忙しい時ほど、こうしたメモが自分の記憶の手がかりになってくれると感じています

工夫5:定期的に記録を読み返す時間をつくる

日々の業務に追われていると、記録は「書いて終わり」になりがちですが、私は月に1回くらい、自分の記録を少しだけ振り返る時間をとっています。

印象に残ったケースを数件選び、見立てや方針の流れ、表現の癖などを見直すことで、自分の思考パターンに気づけたり、記録の質を少しずつ整えていける感覚があります。

また、自分の成長や変化にも気づける大切な時間です。

記録は「振り返りの時間」であり、見立てや方針を考えるための大事な時間

記録は単なる作業ではありません。
ケースを振り返りながら「今日のケースはどうだったか」「ケースをどう理解するか」「次回はどんな方針で臨むか」を整理するための大事な時間だと感じています。

もちろん、限られた時間の中で効率を意識することも大切ですが、記録を「ただの作業」にせず、ケースを深めるための時間として活用できたらと思っています。

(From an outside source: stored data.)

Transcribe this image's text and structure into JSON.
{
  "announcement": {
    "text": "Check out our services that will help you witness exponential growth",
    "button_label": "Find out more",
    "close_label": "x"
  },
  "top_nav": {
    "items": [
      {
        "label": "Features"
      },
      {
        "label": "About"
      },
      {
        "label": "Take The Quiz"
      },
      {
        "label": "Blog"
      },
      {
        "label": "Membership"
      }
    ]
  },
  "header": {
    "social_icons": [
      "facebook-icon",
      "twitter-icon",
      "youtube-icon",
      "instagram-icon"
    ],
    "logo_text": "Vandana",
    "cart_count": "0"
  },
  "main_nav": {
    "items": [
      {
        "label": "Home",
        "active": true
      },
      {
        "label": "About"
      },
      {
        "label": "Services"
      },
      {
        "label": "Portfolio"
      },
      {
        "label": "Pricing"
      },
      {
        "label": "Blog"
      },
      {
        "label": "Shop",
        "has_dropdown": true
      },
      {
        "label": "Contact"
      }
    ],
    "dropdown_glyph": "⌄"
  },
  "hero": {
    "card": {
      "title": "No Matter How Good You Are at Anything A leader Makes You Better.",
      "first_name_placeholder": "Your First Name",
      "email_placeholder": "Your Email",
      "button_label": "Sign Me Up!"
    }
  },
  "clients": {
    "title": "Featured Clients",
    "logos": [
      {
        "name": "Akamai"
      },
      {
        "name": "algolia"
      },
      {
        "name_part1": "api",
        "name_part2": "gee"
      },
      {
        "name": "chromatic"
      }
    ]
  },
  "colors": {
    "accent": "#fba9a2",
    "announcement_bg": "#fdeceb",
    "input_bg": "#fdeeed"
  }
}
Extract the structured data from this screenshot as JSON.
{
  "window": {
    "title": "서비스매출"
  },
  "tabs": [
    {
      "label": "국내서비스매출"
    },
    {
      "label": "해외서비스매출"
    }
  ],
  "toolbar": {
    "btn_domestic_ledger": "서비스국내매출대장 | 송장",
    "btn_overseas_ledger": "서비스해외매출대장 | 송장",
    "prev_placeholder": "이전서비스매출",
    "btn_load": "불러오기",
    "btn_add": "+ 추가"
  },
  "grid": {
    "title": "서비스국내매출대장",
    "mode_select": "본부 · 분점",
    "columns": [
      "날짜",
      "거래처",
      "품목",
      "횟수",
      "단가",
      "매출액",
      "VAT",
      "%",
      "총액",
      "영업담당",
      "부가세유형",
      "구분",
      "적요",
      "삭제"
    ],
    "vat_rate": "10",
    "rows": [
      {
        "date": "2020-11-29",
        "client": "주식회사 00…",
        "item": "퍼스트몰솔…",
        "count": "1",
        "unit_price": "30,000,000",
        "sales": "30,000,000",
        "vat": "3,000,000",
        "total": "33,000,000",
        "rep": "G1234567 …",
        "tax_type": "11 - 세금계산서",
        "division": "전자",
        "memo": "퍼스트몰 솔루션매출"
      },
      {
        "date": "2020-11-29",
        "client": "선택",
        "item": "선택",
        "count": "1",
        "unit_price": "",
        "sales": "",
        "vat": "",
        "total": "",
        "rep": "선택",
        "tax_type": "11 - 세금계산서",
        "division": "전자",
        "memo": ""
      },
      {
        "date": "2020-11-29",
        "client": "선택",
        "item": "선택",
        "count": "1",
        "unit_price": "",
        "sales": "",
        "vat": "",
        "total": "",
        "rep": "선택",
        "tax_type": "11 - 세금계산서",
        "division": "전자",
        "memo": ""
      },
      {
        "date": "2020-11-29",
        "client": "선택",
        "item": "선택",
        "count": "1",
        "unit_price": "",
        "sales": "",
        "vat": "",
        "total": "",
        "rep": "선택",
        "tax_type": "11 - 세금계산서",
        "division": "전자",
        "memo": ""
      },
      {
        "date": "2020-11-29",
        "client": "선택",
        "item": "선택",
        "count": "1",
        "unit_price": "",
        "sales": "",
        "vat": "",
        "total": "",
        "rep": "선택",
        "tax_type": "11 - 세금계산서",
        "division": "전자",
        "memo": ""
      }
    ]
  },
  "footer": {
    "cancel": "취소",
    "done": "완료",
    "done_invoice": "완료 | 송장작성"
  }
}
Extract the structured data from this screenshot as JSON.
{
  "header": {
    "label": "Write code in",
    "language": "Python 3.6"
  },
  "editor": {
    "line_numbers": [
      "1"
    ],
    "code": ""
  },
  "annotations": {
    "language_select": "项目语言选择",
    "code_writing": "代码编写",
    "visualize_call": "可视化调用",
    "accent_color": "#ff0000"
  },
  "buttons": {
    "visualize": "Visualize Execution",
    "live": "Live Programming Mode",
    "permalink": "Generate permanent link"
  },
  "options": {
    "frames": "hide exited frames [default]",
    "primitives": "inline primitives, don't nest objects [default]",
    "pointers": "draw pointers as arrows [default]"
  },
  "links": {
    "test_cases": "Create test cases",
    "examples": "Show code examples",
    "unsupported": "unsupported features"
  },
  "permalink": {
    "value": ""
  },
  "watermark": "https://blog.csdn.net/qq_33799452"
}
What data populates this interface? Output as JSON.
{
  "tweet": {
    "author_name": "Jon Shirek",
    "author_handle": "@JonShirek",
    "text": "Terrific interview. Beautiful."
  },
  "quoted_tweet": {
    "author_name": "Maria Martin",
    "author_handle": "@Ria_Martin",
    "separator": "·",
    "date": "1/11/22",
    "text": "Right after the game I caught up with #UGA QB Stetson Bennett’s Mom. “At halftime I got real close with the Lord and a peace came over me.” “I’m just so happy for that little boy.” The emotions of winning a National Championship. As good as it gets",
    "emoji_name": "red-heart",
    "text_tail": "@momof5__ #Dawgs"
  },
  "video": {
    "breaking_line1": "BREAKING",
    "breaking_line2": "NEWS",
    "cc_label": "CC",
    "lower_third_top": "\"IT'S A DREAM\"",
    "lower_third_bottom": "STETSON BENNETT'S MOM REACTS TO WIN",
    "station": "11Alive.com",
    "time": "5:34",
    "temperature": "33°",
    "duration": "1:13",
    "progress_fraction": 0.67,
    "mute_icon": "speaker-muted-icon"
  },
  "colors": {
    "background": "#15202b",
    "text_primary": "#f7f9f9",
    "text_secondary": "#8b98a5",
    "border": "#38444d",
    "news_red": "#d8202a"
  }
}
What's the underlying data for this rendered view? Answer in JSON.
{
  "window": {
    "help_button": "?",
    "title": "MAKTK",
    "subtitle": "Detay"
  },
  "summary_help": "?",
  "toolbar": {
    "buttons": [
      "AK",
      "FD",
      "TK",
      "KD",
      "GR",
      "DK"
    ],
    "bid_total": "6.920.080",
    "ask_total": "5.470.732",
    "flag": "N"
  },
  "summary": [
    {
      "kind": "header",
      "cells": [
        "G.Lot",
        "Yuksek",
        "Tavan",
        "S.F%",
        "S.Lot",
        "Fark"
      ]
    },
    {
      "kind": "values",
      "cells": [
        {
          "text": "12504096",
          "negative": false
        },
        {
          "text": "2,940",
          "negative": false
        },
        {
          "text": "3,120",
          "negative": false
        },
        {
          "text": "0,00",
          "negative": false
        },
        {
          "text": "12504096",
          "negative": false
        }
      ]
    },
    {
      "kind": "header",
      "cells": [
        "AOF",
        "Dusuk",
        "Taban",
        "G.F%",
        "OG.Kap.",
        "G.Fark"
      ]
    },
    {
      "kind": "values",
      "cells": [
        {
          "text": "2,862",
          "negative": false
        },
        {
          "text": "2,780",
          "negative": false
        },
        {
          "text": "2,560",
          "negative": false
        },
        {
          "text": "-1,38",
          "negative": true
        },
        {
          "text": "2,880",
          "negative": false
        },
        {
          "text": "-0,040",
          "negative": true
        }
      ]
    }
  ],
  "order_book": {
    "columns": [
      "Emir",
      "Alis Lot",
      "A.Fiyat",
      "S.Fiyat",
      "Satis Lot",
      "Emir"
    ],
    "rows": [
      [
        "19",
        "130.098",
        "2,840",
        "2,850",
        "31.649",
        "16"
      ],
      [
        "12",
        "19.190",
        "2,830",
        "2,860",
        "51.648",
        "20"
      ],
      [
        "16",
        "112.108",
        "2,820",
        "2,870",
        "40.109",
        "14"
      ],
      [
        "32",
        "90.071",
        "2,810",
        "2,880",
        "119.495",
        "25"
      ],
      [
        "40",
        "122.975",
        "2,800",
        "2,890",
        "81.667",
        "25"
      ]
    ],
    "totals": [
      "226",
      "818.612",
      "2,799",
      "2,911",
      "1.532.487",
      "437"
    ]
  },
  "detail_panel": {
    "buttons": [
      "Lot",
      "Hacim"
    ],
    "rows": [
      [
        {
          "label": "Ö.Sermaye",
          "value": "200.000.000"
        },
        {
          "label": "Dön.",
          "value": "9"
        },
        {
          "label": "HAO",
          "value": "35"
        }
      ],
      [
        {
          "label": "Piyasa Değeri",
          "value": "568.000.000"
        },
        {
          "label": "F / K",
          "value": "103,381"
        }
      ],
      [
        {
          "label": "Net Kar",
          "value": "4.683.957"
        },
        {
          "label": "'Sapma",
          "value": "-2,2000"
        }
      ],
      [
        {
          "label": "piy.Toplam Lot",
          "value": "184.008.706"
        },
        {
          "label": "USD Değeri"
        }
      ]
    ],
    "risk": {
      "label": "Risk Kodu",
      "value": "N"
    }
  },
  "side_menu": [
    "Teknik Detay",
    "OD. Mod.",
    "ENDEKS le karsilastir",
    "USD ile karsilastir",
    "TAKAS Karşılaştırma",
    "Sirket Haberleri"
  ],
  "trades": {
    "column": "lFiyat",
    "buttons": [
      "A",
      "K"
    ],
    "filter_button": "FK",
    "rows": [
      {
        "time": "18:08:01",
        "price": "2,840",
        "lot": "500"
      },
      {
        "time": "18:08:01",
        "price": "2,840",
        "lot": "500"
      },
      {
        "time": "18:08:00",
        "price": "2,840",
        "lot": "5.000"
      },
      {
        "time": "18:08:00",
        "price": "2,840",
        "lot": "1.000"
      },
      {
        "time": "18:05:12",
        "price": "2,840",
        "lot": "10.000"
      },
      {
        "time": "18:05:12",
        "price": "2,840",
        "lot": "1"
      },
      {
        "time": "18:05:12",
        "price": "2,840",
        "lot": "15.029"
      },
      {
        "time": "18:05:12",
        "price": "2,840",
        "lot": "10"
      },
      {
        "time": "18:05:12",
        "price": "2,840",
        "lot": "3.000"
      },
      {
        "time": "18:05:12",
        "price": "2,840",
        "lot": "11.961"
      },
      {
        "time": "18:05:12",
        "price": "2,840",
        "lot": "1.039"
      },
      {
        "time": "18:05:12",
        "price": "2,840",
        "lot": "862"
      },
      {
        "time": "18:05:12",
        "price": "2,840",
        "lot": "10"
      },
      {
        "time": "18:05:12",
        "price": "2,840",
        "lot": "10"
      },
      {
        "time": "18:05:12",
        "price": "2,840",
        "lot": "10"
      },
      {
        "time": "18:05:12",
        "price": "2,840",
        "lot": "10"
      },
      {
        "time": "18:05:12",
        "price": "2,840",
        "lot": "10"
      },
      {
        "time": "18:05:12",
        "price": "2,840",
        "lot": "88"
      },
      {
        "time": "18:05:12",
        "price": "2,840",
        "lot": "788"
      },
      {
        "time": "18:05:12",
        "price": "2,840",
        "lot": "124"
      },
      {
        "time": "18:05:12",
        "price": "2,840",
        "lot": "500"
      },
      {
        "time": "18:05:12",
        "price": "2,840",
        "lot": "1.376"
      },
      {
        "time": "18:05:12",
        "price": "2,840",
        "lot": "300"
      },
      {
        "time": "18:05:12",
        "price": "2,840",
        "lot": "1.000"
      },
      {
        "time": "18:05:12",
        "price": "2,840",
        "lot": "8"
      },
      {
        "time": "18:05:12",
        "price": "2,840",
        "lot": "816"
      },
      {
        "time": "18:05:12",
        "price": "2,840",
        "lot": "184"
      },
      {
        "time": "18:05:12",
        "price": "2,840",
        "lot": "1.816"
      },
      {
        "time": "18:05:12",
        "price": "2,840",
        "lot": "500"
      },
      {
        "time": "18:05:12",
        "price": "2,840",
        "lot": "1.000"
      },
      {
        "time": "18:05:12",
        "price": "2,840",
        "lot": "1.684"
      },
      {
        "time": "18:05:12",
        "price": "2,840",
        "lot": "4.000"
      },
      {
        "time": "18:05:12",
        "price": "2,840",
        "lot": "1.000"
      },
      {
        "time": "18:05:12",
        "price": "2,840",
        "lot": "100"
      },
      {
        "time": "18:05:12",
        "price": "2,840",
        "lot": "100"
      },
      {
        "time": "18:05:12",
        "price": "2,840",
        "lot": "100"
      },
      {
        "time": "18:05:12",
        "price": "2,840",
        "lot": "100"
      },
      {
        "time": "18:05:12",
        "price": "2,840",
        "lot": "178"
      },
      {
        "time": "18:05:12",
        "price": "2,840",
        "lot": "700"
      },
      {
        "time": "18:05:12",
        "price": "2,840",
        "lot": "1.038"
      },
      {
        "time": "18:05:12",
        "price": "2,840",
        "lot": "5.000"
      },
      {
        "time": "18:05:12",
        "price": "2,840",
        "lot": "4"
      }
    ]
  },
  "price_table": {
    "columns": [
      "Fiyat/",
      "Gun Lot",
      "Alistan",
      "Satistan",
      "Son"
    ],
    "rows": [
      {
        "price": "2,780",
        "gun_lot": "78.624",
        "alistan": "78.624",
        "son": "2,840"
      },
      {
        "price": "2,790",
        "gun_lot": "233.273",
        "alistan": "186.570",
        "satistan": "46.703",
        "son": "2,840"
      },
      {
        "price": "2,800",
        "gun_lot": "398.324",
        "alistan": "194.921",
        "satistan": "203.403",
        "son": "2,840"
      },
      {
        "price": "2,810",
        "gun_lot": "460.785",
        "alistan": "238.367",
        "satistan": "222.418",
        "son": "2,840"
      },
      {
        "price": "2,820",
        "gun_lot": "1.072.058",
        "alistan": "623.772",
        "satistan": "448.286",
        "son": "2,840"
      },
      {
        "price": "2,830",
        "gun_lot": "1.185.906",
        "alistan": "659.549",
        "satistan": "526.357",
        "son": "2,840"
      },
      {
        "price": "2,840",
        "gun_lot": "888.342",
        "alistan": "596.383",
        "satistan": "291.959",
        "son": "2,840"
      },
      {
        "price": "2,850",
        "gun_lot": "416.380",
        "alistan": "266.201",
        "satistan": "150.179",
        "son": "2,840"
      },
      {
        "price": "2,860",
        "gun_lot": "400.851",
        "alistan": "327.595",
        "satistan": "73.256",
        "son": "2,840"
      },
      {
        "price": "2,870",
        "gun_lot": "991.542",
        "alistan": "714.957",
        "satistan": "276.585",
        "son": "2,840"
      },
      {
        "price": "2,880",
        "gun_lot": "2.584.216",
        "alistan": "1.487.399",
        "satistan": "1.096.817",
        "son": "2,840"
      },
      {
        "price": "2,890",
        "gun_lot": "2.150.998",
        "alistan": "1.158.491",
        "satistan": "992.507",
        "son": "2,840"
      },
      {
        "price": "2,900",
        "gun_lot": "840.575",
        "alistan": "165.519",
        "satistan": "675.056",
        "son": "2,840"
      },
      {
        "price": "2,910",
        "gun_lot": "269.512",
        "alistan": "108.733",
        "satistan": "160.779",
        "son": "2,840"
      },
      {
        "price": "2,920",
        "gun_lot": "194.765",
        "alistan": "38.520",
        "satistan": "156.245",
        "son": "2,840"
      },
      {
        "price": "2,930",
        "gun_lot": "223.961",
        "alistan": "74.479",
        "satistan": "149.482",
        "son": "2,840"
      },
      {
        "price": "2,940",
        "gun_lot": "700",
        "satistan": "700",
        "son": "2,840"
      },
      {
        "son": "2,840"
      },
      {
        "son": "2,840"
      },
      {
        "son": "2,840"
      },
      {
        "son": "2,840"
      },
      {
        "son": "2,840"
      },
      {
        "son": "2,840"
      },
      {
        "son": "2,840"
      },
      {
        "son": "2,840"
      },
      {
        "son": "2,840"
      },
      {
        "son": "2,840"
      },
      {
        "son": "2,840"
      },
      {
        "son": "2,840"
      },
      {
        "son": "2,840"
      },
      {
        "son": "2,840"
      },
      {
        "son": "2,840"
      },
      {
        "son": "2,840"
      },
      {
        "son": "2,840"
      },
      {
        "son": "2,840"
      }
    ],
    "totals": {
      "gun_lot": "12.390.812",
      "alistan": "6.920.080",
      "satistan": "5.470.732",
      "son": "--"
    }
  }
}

これはあくまで私自身の経験による方法で、必ずしも正解とは限りません。

記録は、悩みながらも向き合い続けていく仕事の一部だと思います。

だからこそ、自分なりの工夫を積み重ねながら、「よりよく続けていける方法」を見つけていくことが、実はとても大切なのではないかと思っています


この記事が皆さんが自分に合った記録のスタイルを見つけるヒントになれば、とても嬉しいです。

最後まで読んでいただきありがとうございました。